# Gifting property to children



## stevesainty (Jan 7, 2011)

We went to a breakfast seminar yesterday hosted by a company that offers legal and financial advice. It was mostly a meet and greet and let us know what they were offering.

One of the speakers was talking about inheritance tax and the possibility of gifting the property to your children now whilst the IHT rates were still unadjusted after the ruling that non-residents should have the same allowances as residents. The inference being that as Hacienda would be receiving less income for IHT they would eventually increase the rate of tax to compensate.

I would like people's opinions on the following please.

Scenario, married couple tax resident in Spain with property and small assets. One adult child tax resident in UK.

One of the couple dies and and their half of the jointly owned property passes wholly to the other. Because of the amounts and allowances no IHT is due but notary and legal fees and Plus Valia is payable.

The other half of the couple dies and all assets are bequeathed to the adult child. IHT is paid and also the notary fees etc. as above

The property is gifted to adult child now and gift tax is due, almost same as IHT, plus the usual notary fees etc.

On the face of it by gifting the property you are saving one lot of peripheral
fees but little else.

Would the adult, non resident child be liable to non resident property tax immediately?

Would the married couple have to pay any rent on the property to avoid any tax implications?

What would happen if the child pre deceased the married couple?

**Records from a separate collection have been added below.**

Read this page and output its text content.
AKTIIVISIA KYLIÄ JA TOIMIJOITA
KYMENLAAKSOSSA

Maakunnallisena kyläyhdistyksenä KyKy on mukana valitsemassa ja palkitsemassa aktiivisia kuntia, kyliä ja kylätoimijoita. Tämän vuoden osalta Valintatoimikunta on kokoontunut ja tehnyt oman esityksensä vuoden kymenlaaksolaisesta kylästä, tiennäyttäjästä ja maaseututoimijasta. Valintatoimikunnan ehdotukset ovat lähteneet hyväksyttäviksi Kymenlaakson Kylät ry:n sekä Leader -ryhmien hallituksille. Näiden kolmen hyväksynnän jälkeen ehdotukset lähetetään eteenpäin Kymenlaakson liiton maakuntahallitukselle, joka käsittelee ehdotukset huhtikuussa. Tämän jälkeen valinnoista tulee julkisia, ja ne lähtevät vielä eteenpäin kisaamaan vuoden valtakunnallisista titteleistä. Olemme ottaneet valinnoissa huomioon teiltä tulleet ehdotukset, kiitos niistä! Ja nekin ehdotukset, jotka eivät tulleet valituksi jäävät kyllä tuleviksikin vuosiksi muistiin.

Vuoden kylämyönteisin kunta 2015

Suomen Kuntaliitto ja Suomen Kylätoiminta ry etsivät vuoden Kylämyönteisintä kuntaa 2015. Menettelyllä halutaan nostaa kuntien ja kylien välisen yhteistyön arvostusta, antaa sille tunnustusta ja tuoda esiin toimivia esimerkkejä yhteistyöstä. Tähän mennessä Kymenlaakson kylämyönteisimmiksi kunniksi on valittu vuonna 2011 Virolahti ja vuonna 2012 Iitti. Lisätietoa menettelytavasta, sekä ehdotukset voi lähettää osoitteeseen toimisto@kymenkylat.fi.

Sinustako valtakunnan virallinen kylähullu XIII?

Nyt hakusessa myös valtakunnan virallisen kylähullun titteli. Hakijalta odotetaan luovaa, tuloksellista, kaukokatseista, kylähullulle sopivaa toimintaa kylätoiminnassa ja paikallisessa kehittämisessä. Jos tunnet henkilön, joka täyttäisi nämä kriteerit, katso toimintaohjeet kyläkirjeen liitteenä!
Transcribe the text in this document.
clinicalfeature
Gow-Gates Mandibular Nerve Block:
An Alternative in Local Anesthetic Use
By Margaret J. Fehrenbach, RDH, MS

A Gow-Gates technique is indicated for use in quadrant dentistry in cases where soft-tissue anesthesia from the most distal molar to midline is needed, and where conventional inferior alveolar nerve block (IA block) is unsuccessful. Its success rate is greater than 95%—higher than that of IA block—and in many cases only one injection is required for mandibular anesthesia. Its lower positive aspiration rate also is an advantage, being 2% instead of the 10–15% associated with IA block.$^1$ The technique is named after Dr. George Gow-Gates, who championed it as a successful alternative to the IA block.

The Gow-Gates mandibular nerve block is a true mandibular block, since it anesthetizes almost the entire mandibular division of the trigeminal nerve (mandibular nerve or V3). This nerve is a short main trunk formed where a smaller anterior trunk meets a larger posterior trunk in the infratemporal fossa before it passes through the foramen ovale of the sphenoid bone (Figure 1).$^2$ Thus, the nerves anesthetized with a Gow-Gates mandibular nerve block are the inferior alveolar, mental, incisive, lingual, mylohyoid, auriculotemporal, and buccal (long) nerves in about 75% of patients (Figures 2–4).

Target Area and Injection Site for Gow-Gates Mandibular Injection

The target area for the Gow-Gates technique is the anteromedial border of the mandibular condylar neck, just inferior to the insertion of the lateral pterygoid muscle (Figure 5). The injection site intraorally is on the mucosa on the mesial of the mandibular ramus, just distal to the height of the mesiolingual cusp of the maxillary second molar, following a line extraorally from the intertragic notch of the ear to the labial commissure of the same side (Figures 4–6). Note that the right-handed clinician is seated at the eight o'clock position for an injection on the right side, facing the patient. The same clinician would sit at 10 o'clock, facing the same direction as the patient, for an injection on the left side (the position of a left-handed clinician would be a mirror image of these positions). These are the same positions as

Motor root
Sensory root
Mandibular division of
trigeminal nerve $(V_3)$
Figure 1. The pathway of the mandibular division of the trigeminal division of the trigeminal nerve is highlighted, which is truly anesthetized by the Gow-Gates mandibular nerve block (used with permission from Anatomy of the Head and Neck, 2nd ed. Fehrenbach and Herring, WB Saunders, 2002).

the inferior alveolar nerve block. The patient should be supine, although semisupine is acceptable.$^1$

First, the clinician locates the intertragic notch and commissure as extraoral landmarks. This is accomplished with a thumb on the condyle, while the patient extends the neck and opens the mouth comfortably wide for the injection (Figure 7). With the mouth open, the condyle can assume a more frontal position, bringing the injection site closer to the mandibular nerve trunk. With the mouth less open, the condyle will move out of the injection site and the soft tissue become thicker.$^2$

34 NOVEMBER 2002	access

What would happen if the child got into financial difficulties and secured a loan using the property as collateral?

I have to say that before I embarked on such a course of action I would take professional advice; but I am interested to hear your thoughts, especially if you have already gifted your property.


----------



## Lynn R (Feb 21, 2014)

stevesainty said:


> Would the adult, non resident child be liable to non resident property tax immediately?
> 
> 
> 
> What would happen if the child pre deceased the married couple?


I don't know the answers to the rest of your questions, but I'm pretty certain the child would become liable to pay non-resident property tax immediately the property was transferred into their name.

What would happen if the child pre-deceased the married couple would depend on the terms of the child's will, would it not?

One more question has occurred to me, though - what would happen if the child were to be divorced and their partner could claim half of their assets, which would include the Spanish property?


----------



## Lynn R (Feb 21, 2014)

Just a further thought about the scenario of what would happen if the child to whom the property had been gifted were to pre-decease the parents - whoever inherited the property in their will would, of course, then be liable to pay Spanish inheritance tax on it.


----------



## larryzx (Jul 2, 2014)

Lynn R said:


> Just a further thought about the scenario of what would happen if the child to whom the property had been gifted were to pre-decease the parents - whoever inherited the property in their will would, of course, then be liable to pay Spanish inheritance tax on it.


 IHT will be charged as the owner will have died.

I knew a guy who transferred his home to his partner, who was was much younger. so paid the transfers costs to avoid the IHT. The partner died shortly after, so the original owner had to pay IHT. Its a 'calculated' risk.


----------